Passover is one of my favorite holidays, and its hopeful ode to Spring, renewal, and freedom from oppression is much needed this year.
I’m not a convert to Judaism, but I love being part of a multi-faith family (my contribution is a somewhat vague Christian Protestant spiritualism). Each spring, over dinner, we gather and tell the story of the enslavement and liberation of the Jews. It’s so different from the religious services of my childhood, because it’s a family event, done in your home, part of a meal that’s based on what your mom made, and her mom. It’s a tradition that celebrates resilience, passed from generation to generation, the story of ancestors who struggled and held to tradition.
This decentralized, at-home quality can make the religious lesson as flexible as the meal. No yeast in the bread (fleeing Egypt the Jews had no time for leavening), but mom’s Lipton Onion Soup, Russian Dressing, and apricot preserve chicken is perfect.
The service during the meal follows a book, called the Haggadah, which tells the story of Moses leading the Jews out of slavery in Egypt. The original is 2,000 years old, but there are many versions of this book. Unlike the religious books I grew up with, these can be as individual as the family meal. In the US the Maxwell House Haggadah was a popular, simple version, distributed with coffee cans as a Passover promotion starting in the 1930s. Jay’s dad Mel was a school administrator with a creative streak and access to a mimeograph, so he cooked up a Haggadah for the family that brought in some of his midcentury idealistic socialism. The freedom celebrated in their Passover Seder casts a wide net.

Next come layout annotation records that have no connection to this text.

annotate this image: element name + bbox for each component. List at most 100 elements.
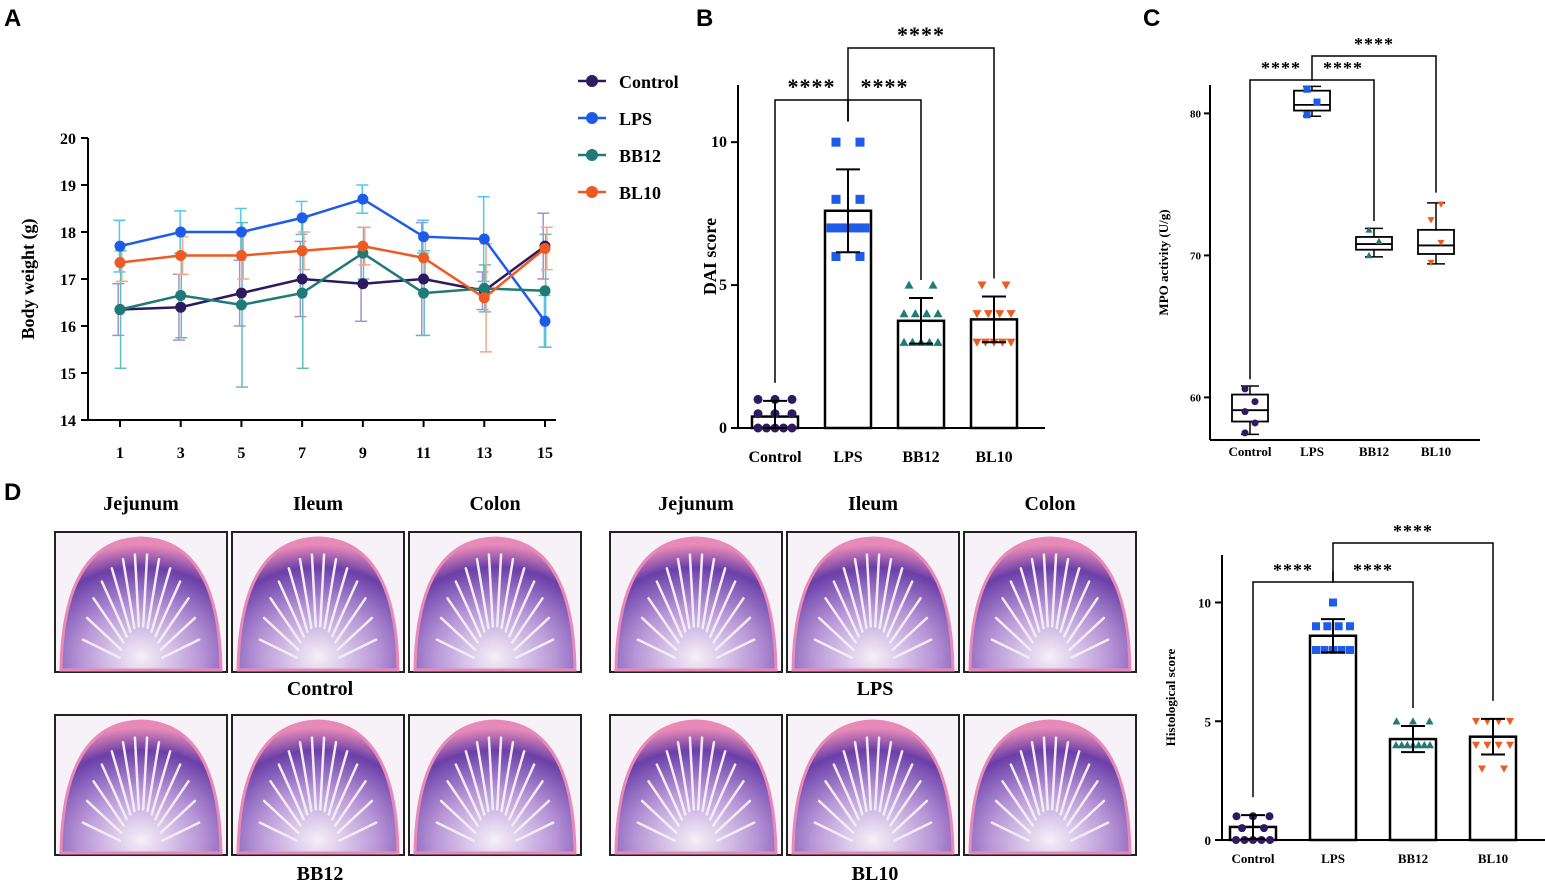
panel-b-sig-label-1: **** bbox=[861, 74, 909, 99]
histology-villus-gap bbox=[1055, 740, 1070, 813]
histology-villus-gap bbox=[1019, 567, 1041, 633]
histology-villus-gap bbox=[889, 780, 922, 827]
panel-b-x-tick-label: LPS bbox=[833, 449, 862, 466]
histology-villus-gap bbox=[842, 750, 864, 816]
histology-villus-gap bbox=[655, 763, 683, 821]
panel-a-x-tick-label: 15 bbox=[537, 445, 553, 462]
panel-a-x-tick-label: 7 bbox=[298, 445, 306, 462]
histology-villus-gap bbox=[647, 597, 680, 644]
panel-b-data-point bbox=[753, 394, 763, 404]
panel-a-point-bb12 bbox=[539, 285, 551, 297]
histology-villus-gap bbox=[832, 580, 860, 638]
panel-a-point-bl10 bbox=[357, 240, 369, 252]
panel-a-point-lps bbox=[478, 233, 490, 245]
histology-villus-gap bbox=[886, 763, 914, 821]
histology-villus-gap bbox=[133, 553, 141, 628]
panel-d-sig-label-0: **** bbox=[1273, 560, 1313, 580]
histology-villus-gap bbox=[1042, 553, 1050, 628]
panel-a-x-tick-label: 9 bbox=[359, 445, 367, 462]
histology-villus-gap bbox=[1070, 821, 1110, 842]
panel-d-data-point bbox=[1506, 718, 1514, 726]
panel-a-x-tick-label: 5 bbox=[237, 445, 245, 462]
histology-villus-gap bbox=[159, 799, 197, 834]
panel-b-y-tick-label: 0 bbox=[719, 420, 727, 437]
panel-b-data-point bbox=[933, 309, 943, 318]
histology-villus-gap bbox=[446, 597, 479, 644]
histology-tissue bbox=[968, 719, 1132, 855]
histology-villus-gap bbox=[1050, 736, 1058, 811]
panel-b-data-point bbox=[1001, 281, 1011, 290]
histology-villus-gap bbox=[439, 799, 477, 834]
panel-b-data-point bbox=[787, 409, 797, 419]
panel-b-data-point bbox=[826, 223, 836, 233]
panel-b-bracket-2 bbox=[847, 47, 995, 279]
panel-b-data-point bbox=[1006, 310, 1016, 319]
histology-villus-gap bbox=[676, 740, 691, 813]
histology-column-title-ileum: Ileum bbox=[293, 493, 343, 515]
panel-c-data-point bbox=[1241, 429, 1249, 437]
histology-villus-gap bbox=[1066, 780, 1099, 827]
panel-b-data-point bbox=[904, 280, 914, 289]
histology-villus-gap bbox=[893, 821, 933, 842]
panel-c-x-tick-label: BL10 bbox=[1421, 444, 1451, 459]
histology-villus-gap bbox=[161, 821, 201, 842]
histology-villus-gap bbox=[712, 597, 745, 644]
panel-a-y-tick-label: 19 bbox=[60, 178, 76, 195]
panel-b-data-point bbox=[852, 223, 861, 233]
panel-b-data-point bbox=[928, 280, 938, 289]
histology-group-label-control: Control bbox=[287, 678, 354, 700]
panel-d-bracket-1 bbox=[1332, 571, 1414, 708]
histology-villus-gap bbox=[487, 736, 495, 811]
histology-villus-gap bbox=[159, 616, 197, 651]
histology-villus-gap bbox=[655, 580, 683, 638]
histology-villus-gap bbox=[853, 740, 868, 813]
histology-villus-gap bbox=[1042, 736, 1050, 811]
histology-villus-gap bbox=[298, 557, 313, 630]
histology-villus-gap bbox=[154, 580, 182, 638]
histology-villus-gap bbox=[665, 567, 687, 633]
panel-a-series-line-bb12 bbox=[119, 251, 546, 311]
panel-a-legend-label: BB12 bbox=[619, 146, 661, 166]
histology-villus-gap bbox=[832, 763, 860, 821]
histology-tissue bbox=[968, 536, 1132, 672]
histology-villus-gap bbox=[1055, 557, 1070, 630]
panel-a-point-bl10 bbox=[418, 252, 430, 264]
histology-villus-gap bbox=[338, 638, 378, 659]
panel-a-series-line-lps bbox=[119, 197, 547, 323]
histology-villus-gap bbox=[640, 799, 678, 834]
histology-villus-gap bbox=[842, 567, 864, 633]
histology-villus-gap bbox=[133, 736, 141, 811]
panel-b-data-point bbox=[995, 310, 1005, 319]
panel-d-x-tick-label: BL10 bbox=[1478, 851, 1508, 866]
histology-tissue bbox=[791, 536, 955, 672]
panel-c-sig-label-2: **** bbox=[1354, 34, 1394, 54]
panel-b-data-point bbox=[1006, 338, 1016, 347]
panel-b-y-tick-label: 10 bbox=[711, 134, 727, 151]
histology-villus-gap bbox=[336, 799, 374, 834]
panel-label-d: D bbox=[4, 479, 21, 506]
histology-villus-gap bbox=[873, 736, 881, 811]
histology-villus-gap bbox=[813, 638, 853, 659]
panel-a-legend-marker bbox=[586, 75, 598, 87]
histology-column-title-colon: Colon bbox=[469, 493, 520, 515]
histology-villus-gap bbox=[334, 780, 367, 827]
histology-villus-gap bbox=[464, 750, 486, 816]
histology-villus-gap bbox=[824, 780, 857, 827]
panel-d-data-point bbox=[1329, 598, 1337, 607]
panel-label-a: A bbox=[4, 5, 21, 32]
histology-villus-gap bbox=[813, 821, 853, 842]
histology-tissue bbox=[236, 719, 400, 855]
histology-villus-gap bbox=[277, 763, 305, 821]
histology-villus-gap bbox=[1068, 799, 1106, 834]
panel-c-mpo-activity-chart: 60 70 80 MPO activity (U/g) Control LPS BB12 BL… bbox=[1156, 34, 1480, 459]
panel-d-data-point bbox=[1414, 741, 1423, 749]
panel-a-point-lps bbox=[418, 231, 430, 243]
histology-villus-gap bbox=[701, 557, 716, 630]
panel-a-point-bb12 bbox=[418, 287, 430, 299]
panel-a-legend-marker bbox=[586, 186, 598, 198]
histology-villus-gap bbox=[508, 763, 536, 821]
panel-c-box-lps bbox=[1293, 89, 1331, 112]
histology-villus-gap bbox=[258, 821, 298, 842]
panel-b-data-point bbox=[855, 137, 865, 147]
histology-villus-gap bbox=[688, 553, 696, 628]
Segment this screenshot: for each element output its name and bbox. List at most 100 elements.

The book itself is a gorgeous artifact: copies of copies of copies: grainy type and traced illustrations. I scanned and streamlined a copy that must have been from the 80s, to clarify the order of doing things for beginners like me (first read this, then eat the parsley dipped in salt, then drink the wine), but the book is his. Each person has a copy, and reads a page or a paragraph, so all participate.
The Haggadah we have celebrates Spring, renewal, and freedom from all types of slavery. There’s a poetic list of examples including being enslaved by letting laziness or cowardice keep us from doing what we know to be right, being blinded by ignorance, or letting envy, bitterness, and jealousy “sour our joys and darken the brightness of our contentment.”

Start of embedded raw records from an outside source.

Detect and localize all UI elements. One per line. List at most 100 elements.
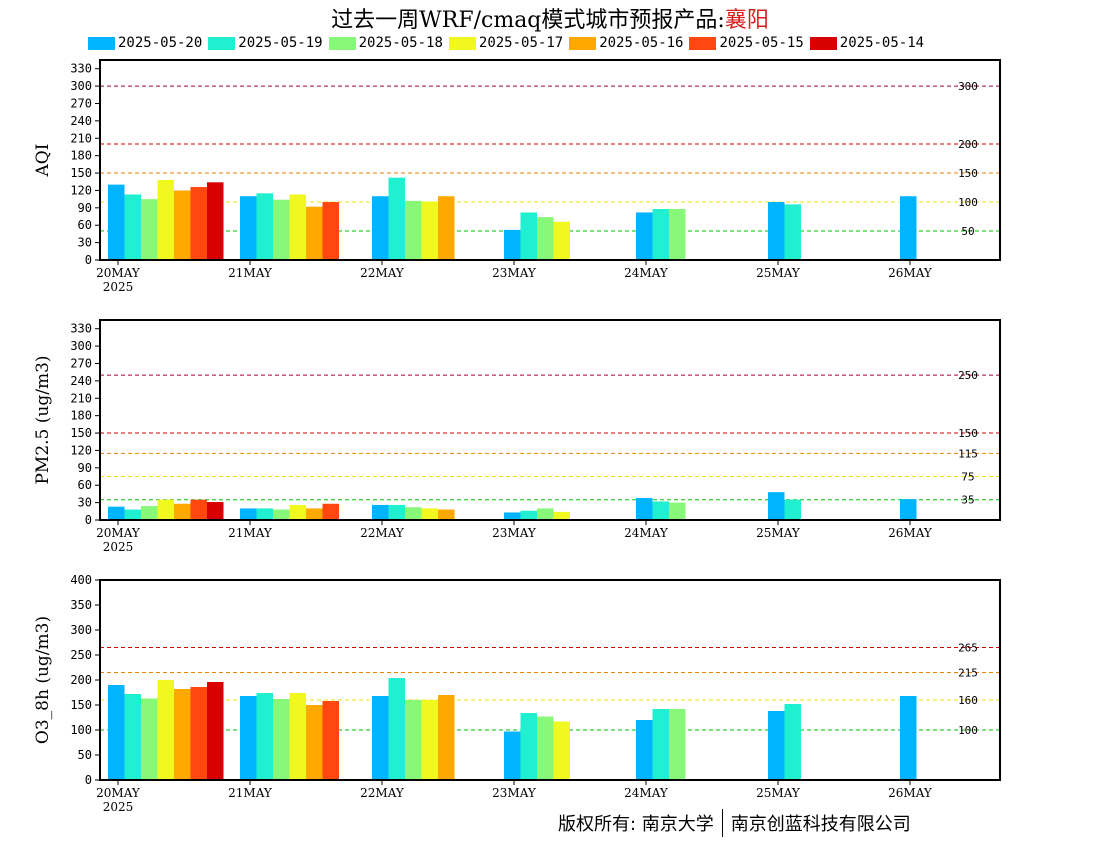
y-tick-label: 210 [70,391,92,405]
bar [174,190,191,260]
x-tick-label: 22MAY [360,786,405,800]
y-tick-label: 180 [70,409,92,423]
y-tick-label: 150 [70,698,92,712]
bar [636,720,653,780]
bar [669,208,686,260]
y-tick-label: 150 [70,166,92,180]
threshold-label: 35 [961,494,974,507]
chart-panel: 265 215 160 100 0 50 100 150 200 250 300 350 400 20MA… [33,573,1001,814]
threshold-label: 200 [958,138,978,151]
y-tick-label: 120 [70,183,92,197]
bar [652,709,669,780]
bar [438,695,455,780]
bar [537,508,554,520]
bar [405,507,422,520]
y-tick-label: 50 [78,748,92,762]
x-tick-label: 25MAY [756,526,801,540]
bar [520,212,537,260]
y-axis-label: PM2.5 (ug/m3) [33,355,53,484]
bar [207,682,224,780]
x-tick-label: 26MAY [888,786,933,800]
y-tick-label: 0 [85,513,92,527]
y-tick-label: 400 [70,573,92,587]
y-tick-label: 30 [78,496,92,510]
bar [504,512,521,520]
legend-label: 2025-05-20 [118,35,203,51]
y-tick-label: 300 [70,339,92,353]
bar [141,199,158,260]
legend-swatch [88,36,115,50]
bar [273,199,290,260]
threshold-label: 75 [961,471,974,484]
bar [322,701,339,780]
y-tick-label: 150 [70,426,92,440]
x-tick-label: 24MAY [624,526,669,540]
bar [240,696,257,780]
y-tick-label: 300 [70,79,92,93]
y-tick-label: 240 [70,374,92,388]
threshold-label: 160 [958,694,978,707]
copyright-footer: 版权所有: 南京大学 南京创蓝科技有限公司 [558,808,911,838]
x-tick-label: 21MAY [228,526,273,540]
x-tick-label: 23MAY [492,786,537,800]
bar [190,186,207,260]
legend-swatch [569,36,597,50]
x-tick-label: 24MAY [624,786,669,800]
bar [768,202,785,260]
bar [421,508,438,520]
bar [157,180,174,260]
legend-swatch [448,36,476,50]
bar [256,193,273,260]
threshold-label: 265 [958,642,978,655]
bar [289,194,306,260]
legend-swatch [809,36,837,50]
bar [256,693,273,780]
bar [388,678,405,780]
bar [207,502,224,520]
legend-item: 2025-05-16 [569,34,683,52]
bar [322,503,339,520]
legend-label: 2025-05-19 [238,35,323,51]
bar [124,694,141,780]
bar [108,685,125,780]
bar [553,721,570,780]
y-tick-label: 180 [70,149,92,163]
bar [190,687,207,780]
x-tick-label: 21MAY [228,266,273,280]
bar [289,504,306,520]
y-tick-label: 90 [78,201,92,215]
bar [553,221,570,260]
x-year-label: 2025 [103,280,134,294]
y-tick-label: 30 [78,236,92,250]
bar [900,196,917,260]
bar [652,501,669,520]
bar [207,182,224,260]
x-tick-label: 26MAY [888,266,933,280]
y-tick-label: 250 [70,648,92,662]
legend-item: 2025-05-20 [88,34,202,52]
footer-separator [721,809,723,837]
title-city: 襄阳 [724,8,769,33]
bar [520,713,537,780]
bar [273,509,290,520]
y-tick-label: 90 [78,461,92,475]
y-tick-label: 270 [70,96,92,110]
y-tick-label: 330 [70,322,92,336]
x-tick-label: 26MAY [888,526,933,540]
bar [421,700,438,780]
bar [108,506,125,520]
bar [537,217,554,260]
bar [174,503,191,520]
bar [520,510,537,520]
bar [240,196,257,260]
threshold-label: 215 [958,667,978,680]
x-tick-label: 20MAY [96,786,141,800]
footer-left: 版权所有: 南京大学 [558,814,714,835]
bar [289,693,306,780]
bar [405,700,422,780]
legend-swatch [328,36,356,50]
bar [636,212,653,260]
legend-item: 2025-05-15 [689,34,804,52]
y-tick-label: 60 [78,218,92,232]
bar [157,680,174,780]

Grandpa Mel’s Haggadah says:
“How deeply these enslavements have scarred the world! The wars, the destruction, the suffering, the waste! Passover calls us to be free, free from the tyranny of our own selves, free from the enslavement of poverty and inequality, free from the corroding hate that eats away the ties which unite all souls.”
It wasn’t hard to expand our service to encompass current events, remembering the October 7 victims and hostages, the death, hunger and suffering in Gaza, the way that around the globe racism, islamophobia, antisemitism, homophobia and other fears and hatreds pit people against each other. Only by being unified can we create safety and peace for all. We tried to visualize justice and equality in all corners and to all people.
However you celebrate Spring, I hope it’s in peace, joy, and full of the fresh green of new growth.